The subject of the speech also contributes to the amount of variety. If the speaker is interested in what he is saying, his pitch and his whole voice will invariably show it.
Observe yourself during an interesting conversation. Notice how your body and your voice work simultaneously for expression. Notice, too, how the voice and body seem to weaken when the subject becomes uninteresting.
Force
Force refers to the loudness of the voice. It is governed by the velocity of air exhaled through the vocal folds and is further amplified by air chambers known as resonators in the head and throat. Good breath control, then, is directly related to control of force.
Many speakers encounter difficulty sustaining tone. Usually, this weakness of voice is due to poor breathing habits. The speaker may, in the throes of nervous tension, lose his rhythm of breathing. He finds himself running out of air and gasping to draw it in, sometimes in places as inappropriate as the middle of a phrase. This gasp-type breathing, itself distracting, does not allow much air to enter the lungs, and the resulting tone produced is usually thin and weak.
My breathing tips are:
- The first breath you take establishes your lung capacity for the speech – make it a deep one. This will allow you to breathe less often through the speech.
- You should breathe as often as possible in appropriate places—at the end of a sentence, the end of a phrase, or at any purposeful pause.
- A warm-up exercise that will help is to slowly raise your arms above your head, then lower them, allowing your rib cage to remain high. Gently swing your arms back and forth, so that your rib cage feels as if it’s floating.

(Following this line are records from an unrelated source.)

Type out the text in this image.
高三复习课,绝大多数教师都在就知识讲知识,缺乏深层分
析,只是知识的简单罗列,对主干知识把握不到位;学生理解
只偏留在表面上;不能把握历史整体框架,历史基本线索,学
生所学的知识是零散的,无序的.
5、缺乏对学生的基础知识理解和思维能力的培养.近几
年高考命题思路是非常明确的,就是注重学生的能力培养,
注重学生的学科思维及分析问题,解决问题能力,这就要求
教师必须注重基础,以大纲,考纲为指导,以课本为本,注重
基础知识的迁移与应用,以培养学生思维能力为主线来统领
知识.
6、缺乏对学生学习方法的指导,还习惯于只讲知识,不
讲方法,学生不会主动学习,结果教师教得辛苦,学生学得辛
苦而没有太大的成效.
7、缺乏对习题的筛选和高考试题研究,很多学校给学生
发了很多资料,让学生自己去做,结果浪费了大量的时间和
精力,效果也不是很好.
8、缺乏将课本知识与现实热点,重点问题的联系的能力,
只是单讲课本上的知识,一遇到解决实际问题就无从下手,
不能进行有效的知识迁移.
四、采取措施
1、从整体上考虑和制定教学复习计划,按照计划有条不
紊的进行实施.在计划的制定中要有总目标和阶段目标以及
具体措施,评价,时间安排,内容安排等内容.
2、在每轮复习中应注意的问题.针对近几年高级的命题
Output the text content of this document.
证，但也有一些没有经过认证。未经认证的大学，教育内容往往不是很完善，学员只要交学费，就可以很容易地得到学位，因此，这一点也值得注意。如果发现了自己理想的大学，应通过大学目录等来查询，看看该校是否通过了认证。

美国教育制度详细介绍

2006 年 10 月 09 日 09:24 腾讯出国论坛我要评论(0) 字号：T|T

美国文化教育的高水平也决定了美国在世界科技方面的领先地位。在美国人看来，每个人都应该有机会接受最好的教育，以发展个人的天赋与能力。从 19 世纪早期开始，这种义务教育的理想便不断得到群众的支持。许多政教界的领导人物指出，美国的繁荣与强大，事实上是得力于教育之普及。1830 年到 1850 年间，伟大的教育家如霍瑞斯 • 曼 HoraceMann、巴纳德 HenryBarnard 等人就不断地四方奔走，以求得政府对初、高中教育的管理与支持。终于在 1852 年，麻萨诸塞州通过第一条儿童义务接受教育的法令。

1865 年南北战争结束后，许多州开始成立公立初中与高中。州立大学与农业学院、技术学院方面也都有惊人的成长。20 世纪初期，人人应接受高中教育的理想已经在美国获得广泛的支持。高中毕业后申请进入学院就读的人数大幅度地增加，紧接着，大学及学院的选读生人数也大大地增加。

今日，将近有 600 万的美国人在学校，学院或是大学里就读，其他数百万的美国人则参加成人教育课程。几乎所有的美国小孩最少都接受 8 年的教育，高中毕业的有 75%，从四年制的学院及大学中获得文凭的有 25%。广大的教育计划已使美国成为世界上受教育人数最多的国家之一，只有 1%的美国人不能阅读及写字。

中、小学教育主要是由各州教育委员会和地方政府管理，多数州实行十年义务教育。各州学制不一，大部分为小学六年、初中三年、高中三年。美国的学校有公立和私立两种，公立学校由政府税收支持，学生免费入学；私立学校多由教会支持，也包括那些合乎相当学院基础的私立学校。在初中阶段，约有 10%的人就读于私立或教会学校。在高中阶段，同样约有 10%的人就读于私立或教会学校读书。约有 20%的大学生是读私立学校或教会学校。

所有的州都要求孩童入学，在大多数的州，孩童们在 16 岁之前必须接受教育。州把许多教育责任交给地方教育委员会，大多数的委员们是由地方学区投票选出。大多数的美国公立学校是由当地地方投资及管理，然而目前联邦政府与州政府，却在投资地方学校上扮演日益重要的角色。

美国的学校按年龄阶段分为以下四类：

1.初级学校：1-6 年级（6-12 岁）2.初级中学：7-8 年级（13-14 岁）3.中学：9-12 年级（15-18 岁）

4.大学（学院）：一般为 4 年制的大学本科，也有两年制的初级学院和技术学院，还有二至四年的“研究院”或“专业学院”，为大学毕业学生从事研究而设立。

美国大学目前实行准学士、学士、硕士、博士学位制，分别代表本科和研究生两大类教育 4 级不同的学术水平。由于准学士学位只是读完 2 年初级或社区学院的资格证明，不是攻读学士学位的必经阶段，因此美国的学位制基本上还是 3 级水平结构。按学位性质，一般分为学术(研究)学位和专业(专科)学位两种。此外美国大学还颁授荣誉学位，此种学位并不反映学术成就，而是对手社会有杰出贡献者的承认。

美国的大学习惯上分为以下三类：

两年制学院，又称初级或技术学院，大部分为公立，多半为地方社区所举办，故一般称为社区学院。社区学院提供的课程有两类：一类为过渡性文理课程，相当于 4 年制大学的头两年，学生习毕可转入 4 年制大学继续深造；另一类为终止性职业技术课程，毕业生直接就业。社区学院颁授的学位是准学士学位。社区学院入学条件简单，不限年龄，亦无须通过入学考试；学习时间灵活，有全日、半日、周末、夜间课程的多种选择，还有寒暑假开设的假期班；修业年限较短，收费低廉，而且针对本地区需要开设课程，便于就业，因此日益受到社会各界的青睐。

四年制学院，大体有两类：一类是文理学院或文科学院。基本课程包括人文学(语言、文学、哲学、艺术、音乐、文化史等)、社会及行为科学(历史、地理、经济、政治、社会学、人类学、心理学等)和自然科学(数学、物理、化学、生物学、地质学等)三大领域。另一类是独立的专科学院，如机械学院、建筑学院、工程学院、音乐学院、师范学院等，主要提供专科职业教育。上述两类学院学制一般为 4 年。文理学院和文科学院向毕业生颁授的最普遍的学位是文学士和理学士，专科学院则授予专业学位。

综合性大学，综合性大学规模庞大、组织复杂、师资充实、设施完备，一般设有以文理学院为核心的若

- An exercise to improve your breathing is to lie flat on your back, with an object on your stomach, and observe the object as it rises and falls.
Quality
Each speaking sound is composed of one fundamental or primary tone and a group of overtones. No speech sound is produced by just one tone at a certain pure frequency level. The overtones added to the fundamental tone determine the quality of your voice.
Imagine your voice to be an orchestra. A solo by one instrument can be likened to the fundamental tone. Add other instruments, as your voice adds overtones, and the quality of sound produced by the orchestra changes considerably.
Resonance, the intensification and enrichment of tones by supplementary vibrations, is also a determinant of quality. The resonating cavities are the mouth (oral cavity), the nose (nasal cavity), and the throat (pharyngeal cavity).
Thus, were a person to direct to his nose the sounds produced by his vocal folds, he would produce a nasal voice. Incorrect resonance can also produce a thin or weak voice, a harsh voice, a shrill voice, or a denasal voice.
Very few people employ variety of quality. The speaker is usually so used to his own voice quality he seldom varies it. Ask him, however, to imitate someone’s voice, and his quality will soar to unbounded variety.
Most likely, then, the best way to build variety of quality is through imitation of others. You will not find it hard eventually to expand this ability into your normal speech habits.
Remember, animation of voice—every element of it—describes, emphasizes, attracts and holds attention.